In the 200 free, Coughlin's pr of 1:58.20 last summer ranked her No. 2 globally to Germany's Franzi van Almsick's 1:56.64 world-record from the European Championships. Van Almsick in turn broke her old wr of 1:56.78 from Rome, same meet as Mlle. He's "record."
Coughlin's 200 boosts her into No. 2 on the all-time U.S. list, trailing only Nicole Haislett's 1:57.90 that won her the gold at the Barcelona Olympics a decade earlier. Not bad for a "backstroker."
(Of course, another "backstroker," a certain Mr. Naber, set wrs in the 100-200 at the Montreal Olympics, "allowed" his USC teammate Bruce Furniss to win the gold in the 200 free while taking the silver, and was a part of the U.S.' gold medal-winning and world record-setting 800 free relay. Naber won the Sullivan Award the following spring and Coughlin's a finalist this year.)

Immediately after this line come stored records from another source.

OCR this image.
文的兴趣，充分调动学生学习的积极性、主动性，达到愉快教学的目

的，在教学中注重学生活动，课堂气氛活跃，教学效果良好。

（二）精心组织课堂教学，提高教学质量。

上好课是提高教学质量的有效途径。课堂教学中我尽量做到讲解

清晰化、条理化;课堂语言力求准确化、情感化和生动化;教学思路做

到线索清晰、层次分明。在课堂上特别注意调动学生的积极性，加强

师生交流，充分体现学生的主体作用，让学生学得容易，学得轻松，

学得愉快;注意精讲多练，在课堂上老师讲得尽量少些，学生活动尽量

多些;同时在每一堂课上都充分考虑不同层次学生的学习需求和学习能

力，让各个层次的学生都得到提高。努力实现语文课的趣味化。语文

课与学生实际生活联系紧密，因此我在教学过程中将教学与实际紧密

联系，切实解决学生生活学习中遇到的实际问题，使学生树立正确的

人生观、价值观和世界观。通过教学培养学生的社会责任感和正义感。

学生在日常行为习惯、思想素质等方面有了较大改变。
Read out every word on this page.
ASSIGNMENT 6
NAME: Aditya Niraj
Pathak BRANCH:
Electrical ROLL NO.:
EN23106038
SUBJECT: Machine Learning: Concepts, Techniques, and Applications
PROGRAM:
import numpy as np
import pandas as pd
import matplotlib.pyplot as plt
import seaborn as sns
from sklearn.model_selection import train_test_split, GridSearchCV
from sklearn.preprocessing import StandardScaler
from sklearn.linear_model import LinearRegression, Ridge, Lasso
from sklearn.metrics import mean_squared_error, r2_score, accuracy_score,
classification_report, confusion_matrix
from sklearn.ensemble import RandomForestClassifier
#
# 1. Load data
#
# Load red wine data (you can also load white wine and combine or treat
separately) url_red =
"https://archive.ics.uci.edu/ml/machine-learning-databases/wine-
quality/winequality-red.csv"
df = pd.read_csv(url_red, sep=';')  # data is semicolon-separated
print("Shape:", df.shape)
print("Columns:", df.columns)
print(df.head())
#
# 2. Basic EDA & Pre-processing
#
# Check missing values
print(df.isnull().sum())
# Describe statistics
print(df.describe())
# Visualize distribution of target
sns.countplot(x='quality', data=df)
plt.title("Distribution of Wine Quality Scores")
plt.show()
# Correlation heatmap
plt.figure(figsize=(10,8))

For good measure, Coughlin also erased Betsy Mitchell's name from the U.S. record-book with her 2:08.53 AR in the 200 meter backstroke. Mitchell's old record was a 2:08.60 from the U.S. World Championship Trials at Orlando in July of '86. (coughlin, however, had the advantage of being able to use the faster, new style turns.)
Coughlin's time ranks her 10th-fastest (performances) and fifth (performers) all-time. The only active swimmer faster is Romania's Diana Mocanu, who won the Olympic gold at Sydney with her pr-NR 2:08.16. However, she's been a non-factor since the Olympics and it will be interesting to see how she swims this summer at the World Championships in Barcelona.
The world 200 back record is 2:06.62 by Hungary's leading lady, now-retired Kristina Egerszegi, who swam her time during the 1991 European Championships in Athens. She also has the next three-fastest clockings: 2:07.06 that won the Olympics the following year; 2:07.24 that won her gold at the European Championships in Vienna a decade ago and her 2:07.34 from the Barcelona Olympics prelims.
No other woman swimmer of this or any other generation has had the versatility or the record-breaking ability of Coughlin. Not Caulkins (although she's close), not Evans, not Debbie Meyer, not Kornelia Ender or even Kristen Otto (both of whom had a propensity for sprinkling a little something more than strawberries and cream on their Wheaties for breakfast!).
Certainly Spitz was non-pareil long course, but at NCAAs he was basically "just a flyer" and never won a national collegiate 100 freestyle title. He also lost some races while at Indiana. Coughlin's unbeaten in every collegiate race she's swum, dual meets, invitationals, conference and NCAA Championships. And she's swum every event in the program save the 1650 free and the breaststrokes.
Only the great Albatross, then West Germany's Michael Gross, could be considered to have close to Coughlin's versatility, and even he lost The Big One. At the Los Angeles Olympics, Gross was world record-holder in the 200 fly and 200 free and favored to win both events plus the 100 fly. He won the 200 free-100 fly but came up short in the 200 fly, where the gold went to Australia's Jon Sieben.
That was the the only significant international victory of Sieben's career. However, an Olympic gold and world-record — even in this case if it was by just .01 — can go a long way towards making one's day. And Sieben did win the NCAA 200 fly title while at Alabama under Don Gambril.
As Coughlin's favorite record goes, "I've only just begun."